The Defense Department needs to do “a better job” understanding how it can use the Defense Security Cooperation Agency and other mechanisms to help allied and partner nations improve their own cybersecurity, Eoyang added.
To effectively help other nations, she said, the Pentagon will need industry’s help.
“I would argue that some of the best talent is actually in the private sector because we in the department certainly can’t afford to pay what the private sector pays in many of these circumstances,” Eoyang argued.
The Pentagon has begun discussions with DSCA as well as regional commands and Cyber Command about how to work together to improve cybersecurity for allies.
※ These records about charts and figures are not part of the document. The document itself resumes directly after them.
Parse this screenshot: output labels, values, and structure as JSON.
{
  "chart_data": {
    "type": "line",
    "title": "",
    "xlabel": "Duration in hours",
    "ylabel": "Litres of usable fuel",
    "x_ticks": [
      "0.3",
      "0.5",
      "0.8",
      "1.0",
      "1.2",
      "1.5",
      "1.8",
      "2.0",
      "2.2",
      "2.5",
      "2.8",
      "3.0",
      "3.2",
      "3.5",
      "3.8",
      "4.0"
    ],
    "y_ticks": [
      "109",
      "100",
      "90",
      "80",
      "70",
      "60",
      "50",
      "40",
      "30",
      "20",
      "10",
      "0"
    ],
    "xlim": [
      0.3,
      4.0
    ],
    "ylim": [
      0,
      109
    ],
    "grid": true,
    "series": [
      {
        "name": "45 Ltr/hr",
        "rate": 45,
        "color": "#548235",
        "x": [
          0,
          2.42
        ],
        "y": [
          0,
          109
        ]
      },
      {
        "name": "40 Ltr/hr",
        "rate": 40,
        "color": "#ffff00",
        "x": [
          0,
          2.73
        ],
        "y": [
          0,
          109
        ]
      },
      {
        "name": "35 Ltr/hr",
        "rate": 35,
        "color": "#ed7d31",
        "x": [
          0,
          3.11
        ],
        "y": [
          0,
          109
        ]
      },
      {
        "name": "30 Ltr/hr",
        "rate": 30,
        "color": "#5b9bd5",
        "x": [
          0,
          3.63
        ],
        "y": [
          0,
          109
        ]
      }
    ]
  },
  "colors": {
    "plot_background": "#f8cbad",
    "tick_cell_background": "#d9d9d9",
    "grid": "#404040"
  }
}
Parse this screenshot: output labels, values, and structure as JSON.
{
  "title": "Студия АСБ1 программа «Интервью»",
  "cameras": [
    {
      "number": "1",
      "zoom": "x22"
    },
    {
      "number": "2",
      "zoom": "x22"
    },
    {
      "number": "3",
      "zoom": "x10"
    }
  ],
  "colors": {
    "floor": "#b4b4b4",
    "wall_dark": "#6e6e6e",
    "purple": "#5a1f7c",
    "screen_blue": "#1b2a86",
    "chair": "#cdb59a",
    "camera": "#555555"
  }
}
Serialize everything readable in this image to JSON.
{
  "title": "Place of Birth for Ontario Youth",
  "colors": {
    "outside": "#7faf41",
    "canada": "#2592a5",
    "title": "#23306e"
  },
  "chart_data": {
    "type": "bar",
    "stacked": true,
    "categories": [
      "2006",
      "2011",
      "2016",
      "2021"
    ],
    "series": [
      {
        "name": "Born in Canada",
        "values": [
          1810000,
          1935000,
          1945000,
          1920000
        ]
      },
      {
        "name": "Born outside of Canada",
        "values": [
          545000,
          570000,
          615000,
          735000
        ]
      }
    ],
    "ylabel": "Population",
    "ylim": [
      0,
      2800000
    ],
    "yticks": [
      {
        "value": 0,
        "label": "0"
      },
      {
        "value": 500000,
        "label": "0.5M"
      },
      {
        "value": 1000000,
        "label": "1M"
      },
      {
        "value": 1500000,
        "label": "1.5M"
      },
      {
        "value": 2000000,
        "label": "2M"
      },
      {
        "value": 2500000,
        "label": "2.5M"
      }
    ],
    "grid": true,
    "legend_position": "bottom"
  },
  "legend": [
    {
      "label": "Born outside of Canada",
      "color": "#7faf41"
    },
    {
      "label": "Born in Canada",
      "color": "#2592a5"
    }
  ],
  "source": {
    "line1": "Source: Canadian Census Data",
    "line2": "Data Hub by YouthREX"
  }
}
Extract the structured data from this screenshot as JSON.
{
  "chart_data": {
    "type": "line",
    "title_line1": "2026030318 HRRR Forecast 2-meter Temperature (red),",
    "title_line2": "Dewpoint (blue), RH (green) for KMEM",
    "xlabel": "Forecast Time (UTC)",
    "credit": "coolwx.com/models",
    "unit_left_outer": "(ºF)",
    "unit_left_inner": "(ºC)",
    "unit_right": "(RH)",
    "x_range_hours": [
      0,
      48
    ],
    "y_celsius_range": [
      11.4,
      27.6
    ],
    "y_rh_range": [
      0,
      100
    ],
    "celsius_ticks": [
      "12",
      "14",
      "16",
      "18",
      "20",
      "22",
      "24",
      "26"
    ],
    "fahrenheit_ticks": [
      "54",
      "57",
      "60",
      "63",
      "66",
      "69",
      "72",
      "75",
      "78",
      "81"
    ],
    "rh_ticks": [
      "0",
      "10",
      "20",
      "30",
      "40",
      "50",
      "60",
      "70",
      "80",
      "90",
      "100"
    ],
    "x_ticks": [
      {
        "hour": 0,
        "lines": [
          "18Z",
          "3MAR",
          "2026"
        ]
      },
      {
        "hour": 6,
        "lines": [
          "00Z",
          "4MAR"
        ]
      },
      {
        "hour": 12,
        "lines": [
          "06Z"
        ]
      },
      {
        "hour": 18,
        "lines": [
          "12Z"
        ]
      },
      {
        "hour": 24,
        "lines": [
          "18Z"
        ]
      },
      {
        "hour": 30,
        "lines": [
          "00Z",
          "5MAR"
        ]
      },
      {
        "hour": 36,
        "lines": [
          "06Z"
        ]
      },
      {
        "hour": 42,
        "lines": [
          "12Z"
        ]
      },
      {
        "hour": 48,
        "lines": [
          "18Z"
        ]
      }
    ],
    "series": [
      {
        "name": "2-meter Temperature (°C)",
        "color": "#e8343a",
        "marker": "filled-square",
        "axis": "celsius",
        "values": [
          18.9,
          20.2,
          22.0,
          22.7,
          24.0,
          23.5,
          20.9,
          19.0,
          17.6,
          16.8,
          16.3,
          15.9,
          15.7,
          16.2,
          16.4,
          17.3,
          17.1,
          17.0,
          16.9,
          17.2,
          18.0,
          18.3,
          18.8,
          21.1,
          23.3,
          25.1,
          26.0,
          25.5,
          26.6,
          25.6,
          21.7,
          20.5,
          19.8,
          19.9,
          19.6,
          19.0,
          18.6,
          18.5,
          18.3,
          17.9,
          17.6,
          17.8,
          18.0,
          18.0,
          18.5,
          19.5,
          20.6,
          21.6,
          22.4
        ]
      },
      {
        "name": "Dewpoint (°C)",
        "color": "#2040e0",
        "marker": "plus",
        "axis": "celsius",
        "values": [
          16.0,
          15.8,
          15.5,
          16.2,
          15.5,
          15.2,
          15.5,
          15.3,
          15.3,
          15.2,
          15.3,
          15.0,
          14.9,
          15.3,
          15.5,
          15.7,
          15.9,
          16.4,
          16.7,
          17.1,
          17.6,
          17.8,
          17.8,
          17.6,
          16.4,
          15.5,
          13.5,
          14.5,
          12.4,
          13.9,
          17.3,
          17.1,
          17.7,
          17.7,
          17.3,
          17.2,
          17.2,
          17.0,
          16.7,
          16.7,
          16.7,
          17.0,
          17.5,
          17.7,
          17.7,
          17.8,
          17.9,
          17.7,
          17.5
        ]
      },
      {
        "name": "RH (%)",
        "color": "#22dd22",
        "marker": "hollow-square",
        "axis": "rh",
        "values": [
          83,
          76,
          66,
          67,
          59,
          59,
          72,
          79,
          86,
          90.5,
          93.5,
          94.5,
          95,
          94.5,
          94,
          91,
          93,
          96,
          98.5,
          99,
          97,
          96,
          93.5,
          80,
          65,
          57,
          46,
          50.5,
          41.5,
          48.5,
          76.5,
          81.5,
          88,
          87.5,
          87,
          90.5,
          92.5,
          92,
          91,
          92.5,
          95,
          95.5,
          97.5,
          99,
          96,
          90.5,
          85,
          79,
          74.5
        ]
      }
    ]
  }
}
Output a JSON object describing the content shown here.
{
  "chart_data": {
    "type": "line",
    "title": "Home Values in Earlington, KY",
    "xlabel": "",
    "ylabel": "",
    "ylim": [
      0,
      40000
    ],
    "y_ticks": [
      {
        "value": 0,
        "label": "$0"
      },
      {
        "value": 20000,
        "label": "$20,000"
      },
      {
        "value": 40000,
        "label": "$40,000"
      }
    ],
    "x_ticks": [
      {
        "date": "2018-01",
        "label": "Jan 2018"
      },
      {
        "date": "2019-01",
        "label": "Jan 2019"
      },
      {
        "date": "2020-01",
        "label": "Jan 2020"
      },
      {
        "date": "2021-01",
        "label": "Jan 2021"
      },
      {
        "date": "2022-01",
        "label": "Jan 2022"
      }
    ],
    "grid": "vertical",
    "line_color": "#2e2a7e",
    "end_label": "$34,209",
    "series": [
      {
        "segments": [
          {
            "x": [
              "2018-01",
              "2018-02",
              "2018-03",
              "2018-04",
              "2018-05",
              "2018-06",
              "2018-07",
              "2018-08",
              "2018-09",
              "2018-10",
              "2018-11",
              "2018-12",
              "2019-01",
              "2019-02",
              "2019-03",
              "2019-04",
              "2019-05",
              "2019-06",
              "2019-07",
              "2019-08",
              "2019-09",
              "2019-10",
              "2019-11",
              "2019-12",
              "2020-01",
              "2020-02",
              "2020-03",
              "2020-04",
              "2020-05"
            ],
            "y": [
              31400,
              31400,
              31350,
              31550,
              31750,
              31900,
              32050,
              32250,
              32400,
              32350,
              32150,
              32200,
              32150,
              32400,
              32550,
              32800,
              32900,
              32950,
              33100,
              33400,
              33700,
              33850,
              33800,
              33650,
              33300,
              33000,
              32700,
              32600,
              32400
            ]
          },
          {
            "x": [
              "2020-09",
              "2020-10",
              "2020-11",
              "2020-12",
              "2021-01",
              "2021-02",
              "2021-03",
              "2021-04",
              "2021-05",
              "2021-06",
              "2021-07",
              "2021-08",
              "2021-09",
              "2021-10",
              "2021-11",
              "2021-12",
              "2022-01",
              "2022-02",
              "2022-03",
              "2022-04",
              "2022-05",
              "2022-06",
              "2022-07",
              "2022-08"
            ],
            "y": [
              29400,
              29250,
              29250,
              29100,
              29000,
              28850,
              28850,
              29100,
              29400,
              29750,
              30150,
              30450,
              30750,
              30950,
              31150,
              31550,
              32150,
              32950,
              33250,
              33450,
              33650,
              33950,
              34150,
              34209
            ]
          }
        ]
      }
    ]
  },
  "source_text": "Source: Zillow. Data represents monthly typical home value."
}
DoD has offered in-house cybersecurity capacity- and skill-building in the past, “but we’re not the only people who can help with that and so doing a better job of understanding what’s available out there in the private sector, how that might fit for ally and partner needs, we have a lot of work to do here, but we are really interested in moving forward,” Eoyang said.
“It’s certainly a conversation we look forward to having with industry to better understand what are the obstacles to doing that? How can we incentivize that,” she said.
Eoyang stressed not all nations are “equally situated to their understanding of the highly capable threat that we’re all up against.”
Strong cybersecurity among allies and partners, Eoyang said, is key because “when you fight as a coalition, you have to plan together, you have to train together and if those activities are compromised via cyber means where the adversary figures out how to get inside our playbook and inside our huddle, that’s a real problem for our ability to fight and win together.”
Meanwhile, Eoyang’s Pentagon cyber policy shop is currently focused on solving problems within two major areas: securing elections and protecting critical infrastructure from ransomware attacks like the one that shut down the Colonial Pipeline in May and led to fuel shortages in several states.
“I think in the past, a lot of people thought of these things just as crime and nuisance and not rising to the level of a national security threat that would involve the Department of Defense,” she said, “but we see the adversaries’ capabilities rise in this area. Ransomware is very clearly a priority for the Department of Defense and we are actively engaged in the whole-of-government efforts to disrupt and impose consequences on those malicious actors.”